Inflation is basically back to target in Europe.
I can hear the jeers and protests now. I didn’t say there weren’t caveats. There are. Not least of which is that the headline rate may well re-accelerate on base effects and math tied to fiscal measures that dampened the impact of last year’s energy crunch.
But when it comes to inflation news in the developed world, policymakers will take whatever wins they can get. And the preliminary read on headline euro-area inflation for November was 2.4%.
The flash print, released by Eurostat on Thursday, came in below every estimate. It marked the seventh consecutive decline for the annual rate, and the 12th in 13 months.
It was the coolest headline since July of 2021. The ECB, which was grappling with double-digit price growth a year ago this month, can now see base camp (so to speak).
“For the ECB, signs of an imminent victory on inflation are mounting,” ING’s Bert Colijn said Thursday, adding that although policymakers remain concerned about wage growth and “possible spikes in the energy market,” current policy settings probably count as “sufficiently restrictive.”
Regular readers are probably tired of hearing this, but to reiterate: The monetary policy transmission channel operated fairly efficiently in Europe this cycle, which surprised me frankly. I’ve long questioned the sustainability of a setup wherein a single monetary authority presides over disparate economies all running different fiscal policies, and I assumed government measures aimed at shielding consumers and businesses from the worst of the energy crunch would complicate things further.

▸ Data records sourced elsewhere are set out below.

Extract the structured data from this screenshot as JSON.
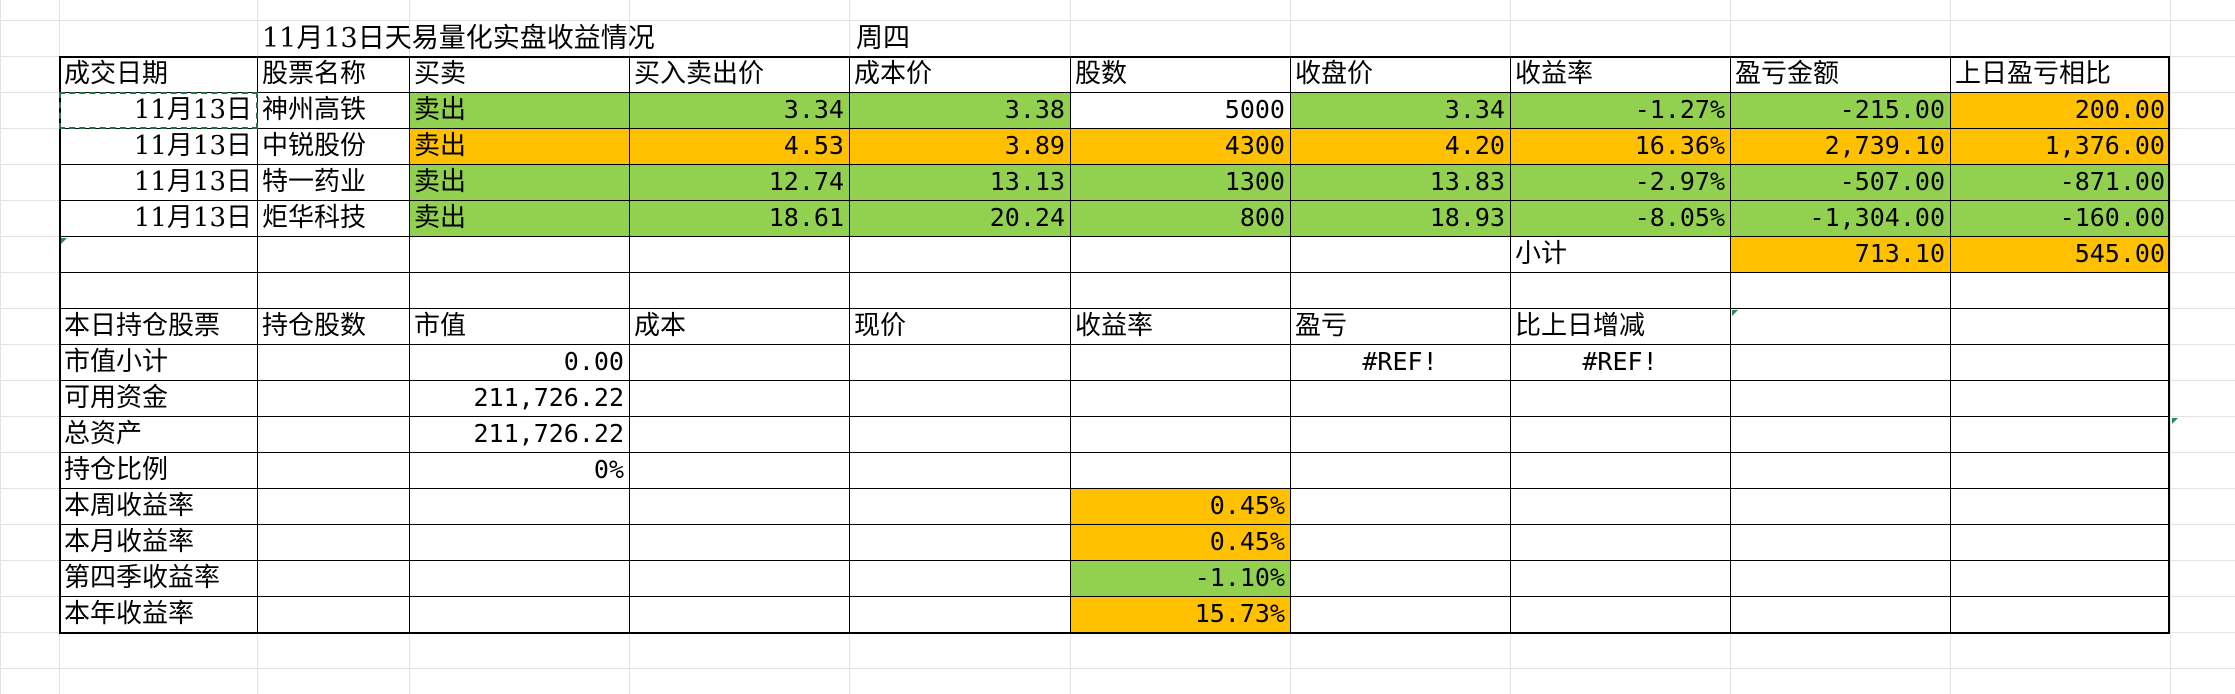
{
  "header": {
    "title": "11月13日天易量化实盘收益情况",
    "weekday": "周四"
  },
  "trades": {
    "columns": [
      "成交日期",
      "股票名称",
      "买卖",
      "买入卖出价",
      "成本价",
      "股数",
      "收盘价",
      "收益率",
      "盈亏金额",
      "上日盈亏相比"
    ],
    "rows": [
      {
        "date": "11月13日",
        "name": "神州高铁",
        "side": "卖出",
        "price": "3.34",
        "cost": "3.38",
        "shares": "5000",
        "close": "3.34",
        "ret": "-1.27%",
        "pnl": "-215.00",
        "diff": "200.00"
      },
      {
        "date": "11月13日",
        "name": "中锐股份",
        "side": "卖出",
        "price": "4.53",
        "cost": "3.89",
        "shares": "4300",
        "close": "4.20",
        "ret": "16.36%",
        "pnl": "2,739.10",
        "diff": "1,376.00"
      },
      {
        "date": "11月13日",
        "name": "特一药业",
        "side": "卖出",
        "price": "12.74",
        "cost": "13.13",
        "shares": "1300",
        "close": "13.83",
        "ret": "-2.97%",
        "pnl": "-507.00",
        "diff": "-871.00"
      },
      {
        "date": "11月13日",
        "name": "炬华科技",
        "side": "卖出",
        "price": "18.61",
        "cost": "20.24",
        "shares": "800",
        "close": "18.93",
        "ret": "-8.05%",
        "pnl": "-1,304.00",
        "diff": "-160.00"
      }
    ],
    "subtotal_label": "小计",
    "subtotal_pnl": "713.10",
    "subtotal_diff": "545.00"
  },
  "holdings": {
    "columns": [
      "本日持仓股票",
      "持仓股数",
      "市值",
      "成本",
      "现价",
      "收益率",
      "盈亏",
      "比上日增减"
    ],
    "market_total_label": "市值小计",
    "market_total_value": "0.00",
    "market_total_pnl": "#REF!",
    "market_total_change": "#REF!",
    "cash_label": "可用资金",
    "cash_value": "211,726.22",
    "assets_label": "总资产",
    "assets_value": "211,726.22",
    "ratio_label": "持仓比例",
    "ratio_value": "0%"
  },
  "returns": {
    "week_label": "本周收益率",
    "week_value": "0.45%",
    "month_label": "本月收益率",
    "month_value": "0.45%",
    "quarter_label": "第四季收益率",
    "quarter_value": "-1.10%",
    "year_label": "本年收益率",
    "year_value": "15.73%"
  },
  "colors": {
    "positive_fill": "#92d050",
    "highlight_fill": "#ffc000",
    "selection_border": "#217346"
  }
}
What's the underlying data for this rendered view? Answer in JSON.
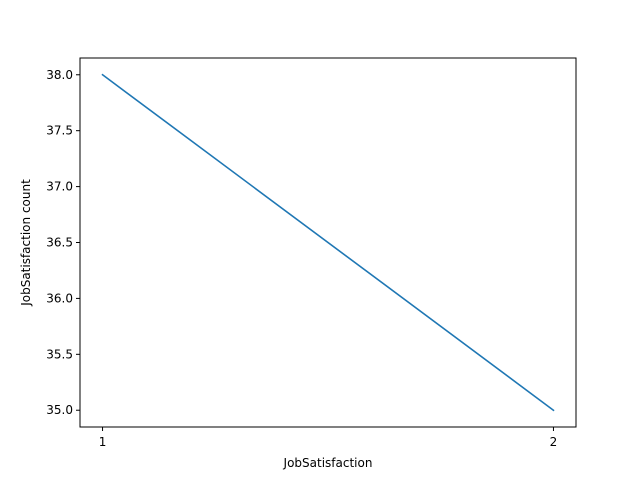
{
  "chart_data": {
    "type": "line",
    "title": "",
    "xlabel": "JobSatisfaction",
    "ylabel": "JobSatisfaction count",
    "x": [
      1,
      2
    ],
    "series": [
      {
        "values": [
          38,
          35
        ],
        "color": "#1f77b4"
      }
    ],
    "xticks": [
      "1",
      "2"
    ],
    "yticks": [
      "35.0",
      "35.5",
      "36.0",
      "36.5",
      "37.0",
      "37.5",
      "38.0"
    ],
    "xlim": [
      0.95,
      2.05
    ],
    "ylim": [
      34.85,
      38.15
    ],
    "grid": false,
    "legend": "none"
  }
}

And yet, various signposts repeatedly suggested the ECB’s hikes worked largely as intended. Banks tightened standards and lending data released earlier this week showed the first annual decline in more than eight years.
Although core inflation remains well above target, the 3.6% flash read for November was the coolest since April of 2022. Services inflation ran at 4% this month, far too fast, but note that it was 5.6% a mere four months ago.
The real policy rate (and I’m just using the depo rate and headline CPI) was negative 9% this time last year. It’s positive 1.6% now. That’s a marked turnaround in a very compressed window.
The Governing Council will surely retain a cautious bias for as long as it’s feasible, but Germany is likely headed for another year of stagnation and revisions to Q3 growth data released Thursday showed the French economy contracted last quarter.
Markets are anxious for rate cuts, as is their wont. A cut is fully priced for the first half of 2024, and traders expect four cuts over the course of the year, with very high implied odds of a fifth.
“When will they dare to admit” victory? ING’s Colijn wondered, of the GC. The bank expects the first cut by summer.
If there are doubts that rate hikes are what brought inflation down in the US, would that not be more so in the EU, where energy and other commodities were such a large part of inflation?
perhaps Europe generally is much closer to / or already in recession compared to the US…that could account for differences in inflation…
I agree that the EU exonomy wasn’t doing as well as the US (especially with the debt challenged countries) but maybe another factor is culture: Europeans are far more personally fiscally responsible (much less use of credit and mortgages). With high interest rates they’re even less likely to spend (unlike us spendthrifts burning through savings and right on to credit). Voila!